9. It is also stated that after lodging complaint in crime No.253 dated 16.07.2004 by the defacto complainant, the petitioner filed Crl.P.No.1371 of 2005 before this Hon’ble Court seeking to quash of FIR and this Hon’ble Court rightly pointed out that even if the entire allegations in the complaint are taken to be true and correct do not make out a prima facie case and while disposing the said criminal petition, it was left open to the police to investigate the matter further and file charge sheet in the case. It is humbly submitted that even as per the allegations in the charge sheet, no offence is made out against the petitioner nor the petitioner was charged with any offence and the continuation of the criminal proceedings against this petitioner is unwarranted, abuse of the process of law and hence, the same needs to be quashed. It is further submitted that now marriage of the petitioner is fixed and continuation of the above criminal proceedings, without making out any offence against the petitioner, will cause severe loss and hardship to the petitioner.

10. In such a situation, the petitioner / Accused No.5 approached this Court by filing the present Criminal Petition, under Section 482 of the Code.

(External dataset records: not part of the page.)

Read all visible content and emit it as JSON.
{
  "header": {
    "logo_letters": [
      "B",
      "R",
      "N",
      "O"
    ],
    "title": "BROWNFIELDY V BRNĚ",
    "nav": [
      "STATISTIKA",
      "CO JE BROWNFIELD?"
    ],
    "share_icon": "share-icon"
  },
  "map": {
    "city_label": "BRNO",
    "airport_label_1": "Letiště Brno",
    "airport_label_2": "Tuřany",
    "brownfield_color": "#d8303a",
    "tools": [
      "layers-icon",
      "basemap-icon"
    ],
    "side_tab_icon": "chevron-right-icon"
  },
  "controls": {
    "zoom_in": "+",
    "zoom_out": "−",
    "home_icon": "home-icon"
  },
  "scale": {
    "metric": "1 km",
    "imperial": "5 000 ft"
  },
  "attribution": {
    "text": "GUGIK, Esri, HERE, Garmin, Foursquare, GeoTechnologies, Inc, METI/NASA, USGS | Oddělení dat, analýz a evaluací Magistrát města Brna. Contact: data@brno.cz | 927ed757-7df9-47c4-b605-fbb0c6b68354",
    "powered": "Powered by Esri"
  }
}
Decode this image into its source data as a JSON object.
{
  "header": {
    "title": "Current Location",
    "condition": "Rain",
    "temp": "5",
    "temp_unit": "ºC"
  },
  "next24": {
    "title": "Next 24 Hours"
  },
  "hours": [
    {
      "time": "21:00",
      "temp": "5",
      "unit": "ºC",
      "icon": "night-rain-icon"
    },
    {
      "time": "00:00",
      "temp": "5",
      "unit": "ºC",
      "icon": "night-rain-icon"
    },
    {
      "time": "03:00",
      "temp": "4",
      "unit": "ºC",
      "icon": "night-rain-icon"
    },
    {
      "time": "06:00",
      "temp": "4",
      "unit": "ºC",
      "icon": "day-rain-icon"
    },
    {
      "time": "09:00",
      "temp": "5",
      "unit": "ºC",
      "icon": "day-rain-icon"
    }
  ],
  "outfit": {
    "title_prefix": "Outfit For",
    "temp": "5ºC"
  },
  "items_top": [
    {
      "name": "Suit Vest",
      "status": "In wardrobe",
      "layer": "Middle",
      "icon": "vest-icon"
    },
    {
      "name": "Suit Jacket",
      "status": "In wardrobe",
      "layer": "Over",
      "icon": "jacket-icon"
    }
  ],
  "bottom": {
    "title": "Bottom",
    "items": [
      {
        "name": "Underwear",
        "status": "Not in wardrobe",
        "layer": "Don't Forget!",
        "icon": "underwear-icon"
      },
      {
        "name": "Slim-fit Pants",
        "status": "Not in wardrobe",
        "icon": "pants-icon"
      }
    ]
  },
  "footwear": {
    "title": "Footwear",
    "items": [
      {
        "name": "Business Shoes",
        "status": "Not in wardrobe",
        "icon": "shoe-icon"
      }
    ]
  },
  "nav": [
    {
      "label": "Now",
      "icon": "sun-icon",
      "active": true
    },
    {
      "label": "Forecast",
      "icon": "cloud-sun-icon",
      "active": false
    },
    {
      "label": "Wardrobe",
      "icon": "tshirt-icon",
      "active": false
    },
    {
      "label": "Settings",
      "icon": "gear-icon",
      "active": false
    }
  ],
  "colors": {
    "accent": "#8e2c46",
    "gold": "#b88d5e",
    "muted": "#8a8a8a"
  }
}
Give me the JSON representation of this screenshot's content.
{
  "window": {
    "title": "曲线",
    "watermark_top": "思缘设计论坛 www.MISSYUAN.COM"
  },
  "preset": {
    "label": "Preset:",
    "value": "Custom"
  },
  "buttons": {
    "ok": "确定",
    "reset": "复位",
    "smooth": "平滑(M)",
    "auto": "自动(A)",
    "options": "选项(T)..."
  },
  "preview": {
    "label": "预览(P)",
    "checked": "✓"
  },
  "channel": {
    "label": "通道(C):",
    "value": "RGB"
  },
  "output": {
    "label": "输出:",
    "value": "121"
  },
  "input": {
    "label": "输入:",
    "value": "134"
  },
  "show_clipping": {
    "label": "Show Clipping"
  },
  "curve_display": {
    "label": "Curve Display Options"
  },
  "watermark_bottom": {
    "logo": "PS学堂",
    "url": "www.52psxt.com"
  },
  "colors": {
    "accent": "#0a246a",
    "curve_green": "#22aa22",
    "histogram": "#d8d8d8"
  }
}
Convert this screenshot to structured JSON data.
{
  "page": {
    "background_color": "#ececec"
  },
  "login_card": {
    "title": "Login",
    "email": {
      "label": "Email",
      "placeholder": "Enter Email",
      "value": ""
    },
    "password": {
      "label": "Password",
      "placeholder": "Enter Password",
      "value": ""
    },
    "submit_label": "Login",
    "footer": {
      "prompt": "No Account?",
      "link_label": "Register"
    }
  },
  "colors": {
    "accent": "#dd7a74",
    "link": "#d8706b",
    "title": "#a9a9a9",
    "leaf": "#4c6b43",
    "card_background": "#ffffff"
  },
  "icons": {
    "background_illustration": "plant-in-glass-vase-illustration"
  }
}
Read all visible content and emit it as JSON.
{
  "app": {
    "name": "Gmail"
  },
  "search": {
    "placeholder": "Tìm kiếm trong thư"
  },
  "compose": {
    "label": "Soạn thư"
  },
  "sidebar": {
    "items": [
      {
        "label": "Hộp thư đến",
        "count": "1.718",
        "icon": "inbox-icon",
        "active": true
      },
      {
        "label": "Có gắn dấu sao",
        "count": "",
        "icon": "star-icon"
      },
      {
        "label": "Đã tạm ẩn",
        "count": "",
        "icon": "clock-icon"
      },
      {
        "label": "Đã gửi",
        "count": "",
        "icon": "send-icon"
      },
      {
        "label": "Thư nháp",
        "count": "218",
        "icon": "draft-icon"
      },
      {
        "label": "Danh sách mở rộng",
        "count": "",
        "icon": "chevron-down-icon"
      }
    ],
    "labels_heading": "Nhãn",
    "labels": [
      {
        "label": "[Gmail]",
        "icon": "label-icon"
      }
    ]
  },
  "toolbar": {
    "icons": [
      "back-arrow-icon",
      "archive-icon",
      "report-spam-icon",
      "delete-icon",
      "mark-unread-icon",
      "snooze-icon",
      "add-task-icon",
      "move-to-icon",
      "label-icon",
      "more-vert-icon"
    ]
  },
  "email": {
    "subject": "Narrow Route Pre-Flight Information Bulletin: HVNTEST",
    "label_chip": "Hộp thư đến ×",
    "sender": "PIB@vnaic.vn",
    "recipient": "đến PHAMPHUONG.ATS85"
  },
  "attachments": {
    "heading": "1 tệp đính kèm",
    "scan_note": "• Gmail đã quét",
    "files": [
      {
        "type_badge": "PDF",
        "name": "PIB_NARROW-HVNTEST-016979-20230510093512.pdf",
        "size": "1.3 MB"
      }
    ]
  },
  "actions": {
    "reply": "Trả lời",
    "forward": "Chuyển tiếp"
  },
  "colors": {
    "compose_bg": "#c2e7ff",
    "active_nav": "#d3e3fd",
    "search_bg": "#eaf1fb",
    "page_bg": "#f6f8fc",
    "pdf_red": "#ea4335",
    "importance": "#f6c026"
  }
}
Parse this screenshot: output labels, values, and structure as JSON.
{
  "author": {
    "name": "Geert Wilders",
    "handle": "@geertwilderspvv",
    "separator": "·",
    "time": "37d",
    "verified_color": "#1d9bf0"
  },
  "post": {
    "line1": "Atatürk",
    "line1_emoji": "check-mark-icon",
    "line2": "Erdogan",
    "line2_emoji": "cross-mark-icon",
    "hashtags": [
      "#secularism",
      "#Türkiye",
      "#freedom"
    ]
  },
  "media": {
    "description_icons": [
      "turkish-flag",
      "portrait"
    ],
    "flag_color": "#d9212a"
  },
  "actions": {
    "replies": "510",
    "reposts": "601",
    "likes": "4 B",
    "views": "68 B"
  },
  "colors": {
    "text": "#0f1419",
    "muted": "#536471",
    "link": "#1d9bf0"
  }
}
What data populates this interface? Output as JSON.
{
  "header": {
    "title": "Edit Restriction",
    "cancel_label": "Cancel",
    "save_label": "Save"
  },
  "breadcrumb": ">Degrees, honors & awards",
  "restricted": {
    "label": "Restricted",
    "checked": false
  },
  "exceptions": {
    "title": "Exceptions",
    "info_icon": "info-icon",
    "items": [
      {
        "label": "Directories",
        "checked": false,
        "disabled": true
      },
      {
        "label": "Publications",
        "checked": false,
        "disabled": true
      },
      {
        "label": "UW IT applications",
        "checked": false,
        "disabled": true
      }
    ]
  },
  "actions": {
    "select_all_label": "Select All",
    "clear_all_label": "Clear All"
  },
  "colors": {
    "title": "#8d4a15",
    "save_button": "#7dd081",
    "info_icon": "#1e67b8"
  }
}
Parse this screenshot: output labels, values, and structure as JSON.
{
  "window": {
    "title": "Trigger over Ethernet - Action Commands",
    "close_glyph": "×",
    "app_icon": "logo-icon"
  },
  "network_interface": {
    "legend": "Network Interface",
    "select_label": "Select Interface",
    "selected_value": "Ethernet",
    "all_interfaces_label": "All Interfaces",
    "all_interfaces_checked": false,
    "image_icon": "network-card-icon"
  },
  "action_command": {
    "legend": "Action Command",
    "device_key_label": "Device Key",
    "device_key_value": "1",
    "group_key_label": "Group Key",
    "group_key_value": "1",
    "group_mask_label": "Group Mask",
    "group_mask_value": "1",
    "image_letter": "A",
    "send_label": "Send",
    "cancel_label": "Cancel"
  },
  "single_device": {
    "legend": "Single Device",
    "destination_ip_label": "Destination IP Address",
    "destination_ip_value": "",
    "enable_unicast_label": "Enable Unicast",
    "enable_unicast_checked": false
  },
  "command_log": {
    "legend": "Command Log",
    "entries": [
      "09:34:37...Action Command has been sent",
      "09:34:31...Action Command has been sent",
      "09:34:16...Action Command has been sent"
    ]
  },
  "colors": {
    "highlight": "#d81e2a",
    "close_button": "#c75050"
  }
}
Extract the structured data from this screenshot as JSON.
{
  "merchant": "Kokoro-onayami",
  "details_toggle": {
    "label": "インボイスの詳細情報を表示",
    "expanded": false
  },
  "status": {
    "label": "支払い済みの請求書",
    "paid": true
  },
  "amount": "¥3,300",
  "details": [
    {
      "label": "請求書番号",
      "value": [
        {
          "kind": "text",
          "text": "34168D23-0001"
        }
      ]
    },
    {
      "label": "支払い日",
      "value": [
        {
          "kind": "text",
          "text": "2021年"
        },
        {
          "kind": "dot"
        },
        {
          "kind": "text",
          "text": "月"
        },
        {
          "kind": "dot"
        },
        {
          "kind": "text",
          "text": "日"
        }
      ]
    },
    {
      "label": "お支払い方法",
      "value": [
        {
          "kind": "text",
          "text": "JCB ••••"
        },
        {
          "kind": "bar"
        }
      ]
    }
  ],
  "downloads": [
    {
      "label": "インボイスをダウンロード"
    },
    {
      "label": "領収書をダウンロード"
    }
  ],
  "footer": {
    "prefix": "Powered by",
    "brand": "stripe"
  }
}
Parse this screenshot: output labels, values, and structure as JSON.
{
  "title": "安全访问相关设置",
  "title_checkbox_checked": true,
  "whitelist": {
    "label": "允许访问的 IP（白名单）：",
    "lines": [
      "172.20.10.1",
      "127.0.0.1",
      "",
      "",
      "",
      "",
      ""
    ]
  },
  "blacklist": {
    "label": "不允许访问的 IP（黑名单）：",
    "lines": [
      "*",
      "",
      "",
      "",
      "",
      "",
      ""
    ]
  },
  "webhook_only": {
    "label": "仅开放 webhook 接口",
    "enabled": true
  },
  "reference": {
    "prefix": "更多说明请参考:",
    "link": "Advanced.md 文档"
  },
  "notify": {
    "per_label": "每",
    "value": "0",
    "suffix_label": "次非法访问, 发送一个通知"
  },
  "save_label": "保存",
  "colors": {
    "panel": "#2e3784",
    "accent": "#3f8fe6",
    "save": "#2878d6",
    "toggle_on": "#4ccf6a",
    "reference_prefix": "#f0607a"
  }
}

11. Sri Ramakrishna, learned counsel, representing Sri Hari Haran, learned counsel for the petitioner, placed strong reliance on para 6 of the decision reported in Sia Ram and another Vs. State of U.P.1, wherein, it was observed as follows.

The question which then arises for consideration, a question to which the Sessions Court and the High Court have not paid enough attention, is whether the only interference which arises from the fact that Violet gave the particular shout is that by so doing, she intended to facilitate the murder of Kunwar singh, Section 107 of the Penal Code which defines abetment provides to the extent material that a person abets the doing of a thing whom “Intentionally aids, by any act or illegal omission, the doing of that thing”. Explanation 2 to the section says that:

“Whoever, either prior to or at the time of the commission of an act, does anything in order to facilitate the commission of that act, and thereby facilitates the commission thereof, is said to aid the doing of that act.”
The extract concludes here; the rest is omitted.